Mais une minorité agissante de la majorité (particulièrement en France où l'universalisme républicain est dans l'impasse et peine à faire évoluer les droits des minorités) sort des horreurs à chaque fois qu'elle est invitée sur les plateaux télé. Se moquer d'une femme parce qu'elle a un nom qui ne ressemble pas à Marie-Chantal? Se glorifier parce que ce sont les Blancs qui ont mis fin à l'esclavage? Rabrouer une journaliste parce qu'elle a un accent du sud? Il faut dire qu'on ne fait pas le poids: il y a toujours aussi peu de personnes représentant les minorités de ce pays, c'est pour ça que Rokhaya Diallo est attaquée tous les jours alors qu'elle a la bonne réponse sur tous ces sujets. Pendant ce temps, le nombre de présentateurs télé homosexuels au placard (on vous a reconnus) atteint un record en Europe, car tous les autres pays voisins sont en avance sur nous. On arrive au comble avec la PMA où n'importe qui est invité à la télé à la place des premières intéressées (les femmes et les lesbiennes).

Le pire, c'est que toutes ces questions sont réglées si on prend le temps de rire. Netflix regorge de stand-up par les plus grandes et grands comiques qui établissent un consensus sur les sujets qui fâchent. Si vous voulez un rattrapage rapide, allez directement vers Contrarian (2018) de D.L. Hughley. Mais si vous voulez du lourd, regardez Chris Rock qui commence son dernier spectacle, Tamborine (2018) par une critique de la violence policière anti-Noirs. Il trouve que ce serait bien, au moins de temps en temps, que ce soient de jeunes Blancs qui se fassent tuer par la police. Juste pour équilibrer le ratio. Pendant tout le spectacle, il explique comment il éduque ses enfants au «danger blanc». Tout ce qui est blanc dans sa maison est soit très lourd, très coupant ou brûlant (ce qui est très douloureux à chaque fois qu'on va aux toilettes, lol).

 

 

Dave Chappelle, pratiquement l'artiste le plus respecté du stand-up américain, ose dire que la transition de Caitlyn Jenner sent le privilège blanc: Cassius Clay a eu plus de difficulté pour changer son nom que Caitlyn Jenner de sexe. Dans The Age of Spin (2017), Dave Chappelle raconte les protestations suite à ce genre de blague et répond: «Tu sais que tu parles de discrimination à un homme noir?».

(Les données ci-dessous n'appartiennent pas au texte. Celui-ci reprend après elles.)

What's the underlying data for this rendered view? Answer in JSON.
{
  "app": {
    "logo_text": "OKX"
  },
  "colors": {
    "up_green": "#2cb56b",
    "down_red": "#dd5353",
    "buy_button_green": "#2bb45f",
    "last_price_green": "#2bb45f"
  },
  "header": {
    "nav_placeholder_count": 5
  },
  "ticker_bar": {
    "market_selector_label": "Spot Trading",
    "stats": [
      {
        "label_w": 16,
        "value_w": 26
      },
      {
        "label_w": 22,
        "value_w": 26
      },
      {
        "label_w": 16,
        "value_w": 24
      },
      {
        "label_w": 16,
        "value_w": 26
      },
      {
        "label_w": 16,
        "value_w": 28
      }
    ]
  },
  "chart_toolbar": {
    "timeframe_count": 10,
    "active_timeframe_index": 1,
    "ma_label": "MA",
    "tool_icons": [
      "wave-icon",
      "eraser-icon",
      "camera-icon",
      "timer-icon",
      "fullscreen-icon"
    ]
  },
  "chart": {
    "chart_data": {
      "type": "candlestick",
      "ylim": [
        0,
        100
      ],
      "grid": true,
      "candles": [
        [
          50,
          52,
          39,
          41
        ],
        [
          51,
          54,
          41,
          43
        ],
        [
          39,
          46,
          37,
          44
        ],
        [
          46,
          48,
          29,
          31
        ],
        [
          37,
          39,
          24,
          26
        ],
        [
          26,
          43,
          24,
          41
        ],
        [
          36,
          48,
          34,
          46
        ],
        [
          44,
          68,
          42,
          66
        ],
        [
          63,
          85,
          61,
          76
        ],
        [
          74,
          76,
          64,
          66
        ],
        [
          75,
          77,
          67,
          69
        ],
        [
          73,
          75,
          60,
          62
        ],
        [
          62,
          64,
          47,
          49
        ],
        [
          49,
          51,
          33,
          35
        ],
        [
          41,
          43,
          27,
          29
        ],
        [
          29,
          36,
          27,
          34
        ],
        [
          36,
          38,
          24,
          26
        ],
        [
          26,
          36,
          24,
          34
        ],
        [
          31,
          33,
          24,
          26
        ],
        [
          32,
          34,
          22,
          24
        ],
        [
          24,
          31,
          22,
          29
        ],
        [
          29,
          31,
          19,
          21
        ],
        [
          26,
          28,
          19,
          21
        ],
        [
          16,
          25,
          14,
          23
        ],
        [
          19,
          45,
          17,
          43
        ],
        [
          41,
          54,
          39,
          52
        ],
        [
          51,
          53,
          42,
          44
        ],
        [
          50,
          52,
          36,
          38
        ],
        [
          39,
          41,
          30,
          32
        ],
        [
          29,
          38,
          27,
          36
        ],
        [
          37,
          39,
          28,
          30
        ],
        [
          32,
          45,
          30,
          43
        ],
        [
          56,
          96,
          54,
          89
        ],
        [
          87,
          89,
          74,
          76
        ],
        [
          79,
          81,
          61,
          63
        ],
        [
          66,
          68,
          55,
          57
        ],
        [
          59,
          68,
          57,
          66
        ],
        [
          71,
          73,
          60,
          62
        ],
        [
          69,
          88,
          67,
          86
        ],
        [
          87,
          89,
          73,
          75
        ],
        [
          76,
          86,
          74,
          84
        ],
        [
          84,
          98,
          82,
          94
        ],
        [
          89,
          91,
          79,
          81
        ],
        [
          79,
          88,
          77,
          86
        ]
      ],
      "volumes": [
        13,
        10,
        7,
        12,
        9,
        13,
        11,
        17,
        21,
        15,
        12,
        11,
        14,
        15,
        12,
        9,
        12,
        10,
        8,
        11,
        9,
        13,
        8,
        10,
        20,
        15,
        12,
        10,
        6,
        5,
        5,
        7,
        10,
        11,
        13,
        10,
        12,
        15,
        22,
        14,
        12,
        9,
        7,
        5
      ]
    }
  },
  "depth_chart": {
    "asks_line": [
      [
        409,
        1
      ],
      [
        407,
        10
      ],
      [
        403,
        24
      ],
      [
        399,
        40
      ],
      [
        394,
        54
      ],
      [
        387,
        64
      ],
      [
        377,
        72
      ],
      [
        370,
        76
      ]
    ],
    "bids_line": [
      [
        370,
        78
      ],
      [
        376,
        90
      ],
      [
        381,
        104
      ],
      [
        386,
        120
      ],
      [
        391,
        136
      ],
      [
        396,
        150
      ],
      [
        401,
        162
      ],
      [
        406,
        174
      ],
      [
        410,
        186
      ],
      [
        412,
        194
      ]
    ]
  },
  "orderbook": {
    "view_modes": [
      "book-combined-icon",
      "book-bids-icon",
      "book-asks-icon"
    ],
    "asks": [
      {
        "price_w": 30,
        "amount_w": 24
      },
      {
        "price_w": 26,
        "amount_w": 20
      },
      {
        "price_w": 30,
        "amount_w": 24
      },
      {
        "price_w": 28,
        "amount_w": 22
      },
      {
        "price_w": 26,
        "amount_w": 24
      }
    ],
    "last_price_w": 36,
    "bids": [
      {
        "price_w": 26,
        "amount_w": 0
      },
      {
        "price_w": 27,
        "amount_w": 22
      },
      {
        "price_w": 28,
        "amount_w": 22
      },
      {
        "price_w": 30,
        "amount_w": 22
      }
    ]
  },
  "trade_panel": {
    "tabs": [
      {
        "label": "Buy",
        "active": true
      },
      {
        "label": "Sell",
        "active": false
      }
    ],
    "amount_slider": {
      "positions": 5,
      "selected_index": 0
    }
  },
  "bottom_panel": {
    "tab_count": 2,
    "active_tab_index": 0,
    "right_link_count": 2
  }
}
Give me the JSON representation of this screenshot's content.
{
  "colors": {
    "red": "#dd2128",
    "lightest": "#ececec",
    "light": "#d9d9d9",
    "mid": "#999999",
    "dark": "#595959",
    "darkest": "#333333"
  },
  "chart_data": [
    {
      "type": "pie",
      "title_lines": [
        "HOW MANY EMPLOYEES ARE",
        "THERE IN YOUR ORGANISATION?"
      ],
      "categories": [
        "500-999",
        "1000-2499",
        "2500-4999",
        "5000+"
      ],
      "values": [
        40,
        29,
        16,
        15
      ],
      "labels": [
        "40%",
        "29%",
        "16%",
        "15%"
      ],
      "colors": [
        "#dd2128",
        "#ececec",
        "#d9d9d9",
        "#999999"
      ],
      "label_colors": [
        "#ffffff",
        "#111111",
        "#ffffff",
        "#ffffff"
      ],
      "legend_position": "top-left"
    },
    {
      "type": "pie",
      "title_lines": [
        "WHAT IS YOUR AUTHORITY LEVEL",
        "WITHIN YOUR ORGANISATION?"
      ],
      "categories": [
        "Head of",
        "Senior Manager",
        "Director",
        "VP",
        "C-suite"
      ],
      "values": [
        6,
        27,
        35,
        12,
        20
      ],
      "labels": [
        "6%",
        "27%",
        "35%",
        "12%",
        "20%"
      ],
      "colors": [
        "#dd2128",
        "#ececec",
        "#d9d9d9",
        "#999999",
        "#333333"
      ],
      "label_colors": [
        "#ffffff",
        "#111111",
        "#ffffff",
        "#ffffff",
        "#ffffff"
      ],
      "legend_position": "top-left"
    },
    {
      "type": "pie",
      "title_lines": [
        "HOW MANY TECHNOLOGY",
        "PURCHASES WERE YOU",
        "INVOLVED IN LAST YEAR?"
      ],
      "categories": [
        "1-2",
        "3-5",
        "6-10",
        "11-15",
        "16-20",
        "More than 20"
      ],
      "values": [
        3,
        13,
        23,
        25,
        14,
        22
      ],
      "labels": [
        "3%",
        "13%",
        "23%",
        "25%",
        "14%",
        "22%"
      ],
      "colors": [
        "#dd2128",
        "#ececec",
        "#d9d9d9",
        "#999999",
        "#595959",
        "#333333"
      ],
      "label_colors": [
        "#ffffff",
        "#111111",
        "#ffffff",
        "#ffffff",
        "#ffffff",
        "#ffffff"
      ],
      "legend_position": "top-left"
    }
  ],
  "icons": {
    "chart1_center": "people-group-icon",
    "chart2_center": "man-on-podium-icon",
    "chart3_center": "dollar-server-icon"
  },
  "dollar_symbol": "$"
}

Des féministes déchaînées!

Le meilleur est à venir avec Ali Wong. Franchement, je ne comprends pas pourquoi cette Américaine d'origine asiatique n'est pas plus connue en France, mes amis ne savent pas qui elle est. Dans ses deux stand-up pour Netflix (Baby Cobra en 2016 et Hard Knock Wife en 2018), elle est à chaque fois enceinte de sept mois et enchaîne les blagues les plus crues sur le sexe et l'injustice faite aux femmes pendant la grossesse et après l'accouchement. Elle retourne les clichés sur toutes les ethnies: Blancs, Asiatiques, Noirs, Mexicains, Juifs, tout le monde y passe. C'est la seule à se moquer des Ethnic studies en disant que c'est le cursus qui apprend à tout mettre sur le dos des Blancs (on pourrait ajouter que les Queer studies sont le cursus qui met toute la faute sur le dos de l'homme blanc hétéro). Comme elle a grandi dans le Hood à Los Angeles et qu'elle est très influencée par le hip-hop, elle peut faire rire en racontant qu'elle n'a rencontré qu'un seul micropénis dans sa vie –et il appartenait à un Noir (ses amis noirs n'étaient pas contents du tout et voulaient tuer le mec en question car cette réputation sacrée ne peut en aucun cas être entachée!).

 

 

Hannah Gadsby a eu des critiques dithyrambiques pour son spectacle Nanette, tout d'abord parce que les lesbiennes sont rares dans le stand-up, mais surtout parce que son humour est hautement philosophique, incorporant un incroyable cours sur l'histoire de l'art, ce qui n'est pas courant dans ce genre comique. Mais son point central, c'est qu'elle annonce la fin de sa carrière dès la dix-septième minute du spectacle car elle ne veut plus, en tant que femme et en tant que lesbienne, faire rire grâce à l'autodérision.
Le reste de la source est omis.